Integration Tests - Detection (15 tests): tests/specify_cli/test_research_csv_schema_migration.py

  • No features handling
  • Correct schema (no report)
  • Wrong evidence/source schemas (informational report)
  • Software-dev feature skipping
  • Multiple features (mixed correct/wrong)

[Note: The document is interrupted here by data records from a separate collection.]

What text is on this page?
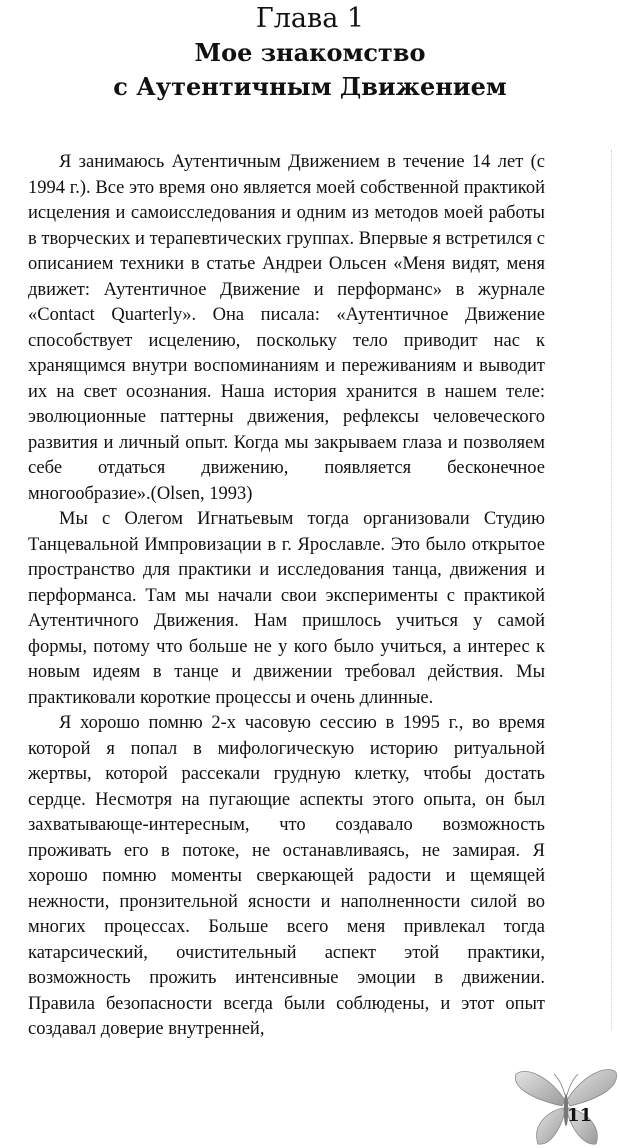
Глава 1
Мое знакомство
с Аутентичным Движением

Я занимаюсь Аутентичным Движением в течение 14 лет (с 1994 г.). Все это время оно является моей собственной практикой исцеления и самоисследования и одним из методов моей работы в творческих и терапевтических группах. Впервые я встретился с описанием техники в статье Андреи Ольсен «Меня видят, меня движет: Аутентичное Движение и перформанс» в журнале «Contact Quarterly». Она писала: «Аутентичное Движение способствует исцелению, поскольку тело приводит нас к хранящимся внутри воспоминаниям и переживаниям и выводит их на свет осознания. Наша история хранится в нашем теле: эволюционные паттерны движения, рефлексы человеческого развития и личный опыт. Когда мы закрываем глаза и позволяем себе отдаться движению, появляется бесконечное многообразие».(Olsen, 1993)

Мы с Олегом Игнатьевым тогда организовали Студию Танцевальной Импровизации в г. Ярославле. Это было открытое пространство для практики и исследования танца, движения и перформанса. Там мы начали свои эксперименты с практикой Аутентичного Движения. Нам пришлось учиться у самой формы, потому что больше не у кого было учиться, а интерес к новым идеям в танце и движении требовал действия. Мы практиковали короткие процессы и очень длинные.

Я хорошо помню 2-х часовую сессию в 1995 г., во время которой я попал в мифологическую историю ритуальной жертвы, которой рассекали грудную клетку, чтобы достать сердце. Несмотря на пугающие аспекты этого опыта, он был захватывающе-интересным, что создавало возможность проживать его в потоке, не останавливаясь, не замирая. Я хорошо помню моменты сверкающей радости и щемящей нежности, пронзительной ясности и наполненности силой во многих процессах. Больше всего меня привлекал тогда катарсический, очистительный аспект этой практики, возможность прожить интенсивные эмоции в движении. Правила безопасности всегда были соблюдены, и этот опыт создавал доверие внутренней,

11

Integration Tests - Templates (25 tests): tests/specify_cli/test_research_implement_template_migration.py

  • All 12 agents updated (parametrized)
  • Agent config respected
  • Software-dev templates skipped
  • Idempotent migration
  • Dry-run mode

Total: 53 tests, 100% passing

  • ADR 6: Config-Driven Agent Management (similar config-aware migration pattern)
  • ADR 7: Research Deliverables Separation (research mission architecture)

References

  • Issue: "Agents modify CSV schemas during implementation, causing merge conflicts"
  • Plan: kitty-specs/0XX-deterministic-csv-schema-enforcement/plan.md
  • Implementation PR: "feat: Document research CSV schemas in agent templates + detection migration"
  • Canonical schemas: src/specify_cli/validators/research.py:29-45
  • Template source: src/specify_cli/missions/research/command-templates/implement.md

Migration Path for Users

For users with existing wrong schemas:

  1. Run spec-kitty upgrade (triggers detection migration)
  2. See informational report with schema diffs
  3. Read canonical schema in .claude/commands/spec-kitty.implement.md
  4. Use LLM agent to help migrate data:
    • Create new CSV with correct headers
    • Map old columns โ†’ new columns
    • Validate data integrity
  5. Replace old file
  6. Commit to main branch

For new research features (0.13.0+):

  • Templates already have correct schemas
  • Agents see schema documentation in implement.md
  • Follow append-only pattern (no overwrites)
  • Validation passes at review

Future Enhancements

Potential improvements (not in 0.13.0):

  1. Pre-commit hook (optional, opt-in)
  2. Early warning: spec-kitty agent tasks status shows schema validation status
  3. Validation command: spec-kitty agent research validate-schema
  4. Migration assistant: Interactive tool to help map columns

These are deferred to assess effectiveness of documentation-based approach first.